Eve’s quest for information on traveling to The Other Side was interspersed within an overall soapy episode. Why not parallel inevitable and unexpected deaths among the team? I wish more time would’ve been invested from the first chapter in season six on what could happen to individual team members. It would’ve created tension and suspense to experience the effects of turning pages in an unfolding story coming to an end. We were treated to this last week when Nick transcribed the tale of the tree people into a Grimm journal.
We know better than to assert that we all die alone, given mass murderers, families dying in house fires, and innocent bystanders losing their lives at the hands of a suicide bombers. Arranging deaths with the assassin bug was meant to contradict the lonely nature of crossing over into an unknown next realm. Death ought to be painless for the afflicted and their loved ones is what I gathered.
Who would Nick be without Rosalee’s spice shop and Monroe’s friendship? Hank would’ve remained an outsider if not for his experiences with a Wesen ex-girlfriend, among other seemingly inexplicable things happening in and around Nick’s life. Wu was the last to be brought into their confidence before his werewolf conversion. Could there have been more layers between characters and their fates in the final season?
By episode’s end, Eve stepped solo into a full-length mirror, unprepared and unequipped to investigate the green-eyed skulled creature. Some believe death works similarly in that at the time of passing, individuals step into the unknown with no expectations of returning.
Viewers might wonder why Eve has taken on the role of martyr. Guilt can be a powerful motivator, however Nick has seen the creature, and Diana’s able to see the symbols as well. We’re just as much in the dark as is Eve because she didn’t alert anyone of her spontaneous plans.
Are we to expect apprehensive Adeline or cautious Nick to piece together clues that Eve has ignored both their warnings and traveled by all accounts one-way? The writing and plotting still appears reckless as we draw nearer to the series’ end. It’s difficult not to compare and contrast Grimm with past and current programs, supernatural and mainstream, that better handled interconnected episodic television.
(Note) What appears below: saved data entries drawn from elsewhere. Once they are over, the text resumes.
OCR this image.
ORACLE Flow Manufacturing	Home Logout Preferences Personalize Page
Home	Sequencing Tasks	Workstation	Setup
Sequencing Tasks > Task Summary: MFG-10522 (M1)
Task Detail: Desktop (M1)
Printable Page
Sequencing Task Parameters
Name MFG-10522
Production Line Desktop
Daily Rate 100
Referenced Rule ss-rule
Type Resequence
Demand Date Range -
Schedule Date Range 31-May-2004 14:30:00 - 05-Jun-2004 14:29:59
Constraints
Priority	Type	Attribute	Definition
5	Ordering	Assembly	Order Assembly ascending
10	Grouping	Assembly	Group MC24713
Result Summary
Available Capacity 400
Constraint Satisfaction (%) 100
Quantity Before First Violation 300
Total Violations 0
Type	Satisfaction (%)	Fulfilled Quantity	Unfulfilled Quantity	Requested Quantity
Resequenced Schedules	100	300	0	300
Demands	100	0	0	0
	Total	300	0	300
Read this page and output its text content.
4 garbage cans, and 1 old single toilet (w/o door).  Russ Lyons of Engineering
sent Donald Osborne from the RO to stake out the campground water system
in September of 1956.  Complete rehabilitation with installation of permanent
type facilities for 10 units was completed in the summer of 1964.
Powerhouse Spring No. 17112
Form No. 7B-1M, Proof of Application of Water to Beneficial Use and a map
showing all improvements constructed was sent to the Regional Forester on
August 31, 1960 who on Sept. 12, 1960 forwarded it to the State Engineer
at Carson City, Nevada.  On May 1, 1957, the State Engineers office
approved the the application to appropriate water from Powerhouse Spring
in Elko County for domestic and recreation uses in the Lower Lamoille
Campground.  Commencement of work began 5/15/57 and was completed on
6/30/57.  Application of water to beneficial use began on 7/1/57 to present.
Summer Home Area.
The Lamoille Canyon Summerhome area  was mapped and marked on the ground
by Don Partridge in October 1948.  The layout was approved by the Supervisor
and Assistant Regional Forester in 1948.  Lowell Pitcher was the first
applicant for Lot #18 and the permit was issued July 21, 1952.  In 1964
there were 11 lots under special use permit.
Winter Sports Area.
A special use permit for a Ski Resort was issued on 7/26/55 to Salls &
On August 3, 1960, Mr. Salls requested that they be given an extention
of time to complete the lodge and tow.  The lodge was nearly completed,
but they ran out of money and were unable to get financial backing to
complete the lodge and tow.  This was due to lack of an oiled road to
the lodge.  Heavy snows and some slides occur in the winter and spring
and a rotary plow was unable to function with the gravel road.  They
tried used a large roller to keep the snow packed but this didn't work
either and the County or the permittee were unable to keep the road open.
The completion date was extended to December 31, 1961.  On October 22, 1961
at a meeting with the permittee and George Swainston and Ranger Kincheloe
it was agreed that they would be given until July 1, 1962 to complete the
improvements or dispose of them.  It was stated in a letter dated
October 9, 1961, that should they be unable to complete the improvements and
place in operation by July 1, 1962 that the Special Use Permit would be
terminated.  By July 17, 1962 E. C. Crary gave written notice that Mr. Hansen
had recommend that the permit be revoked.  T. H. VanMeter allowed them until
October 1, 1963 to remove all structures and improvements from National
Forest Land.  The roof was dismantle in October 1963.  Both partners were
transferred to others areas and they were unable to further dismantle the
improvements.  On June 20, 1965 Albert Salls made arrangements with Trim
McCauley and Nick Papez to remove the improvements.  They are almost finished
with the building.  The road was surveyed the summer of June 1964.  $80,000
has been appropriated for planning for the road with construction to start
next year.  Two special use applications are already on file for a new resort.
Renard and Dasha are a new faction, not quite at odds with Team Grimm because Diana’s integral to both. A big picture concept that is yet to be introduced: if we all don’t work together, we’re all doomed. Instead of putting differences aside and working for the good of all, we have baring of teeth and chest hairs between Renard and Nick. It’d be dramatic if they were to find their way to each other just as the stereotypical meteor’s an hour or two away from crashing onto earth. I’m partial to a slow-cooking stew versus scrambled eggs with bits of shell inside. Let’s see what happens in upcoming episodes.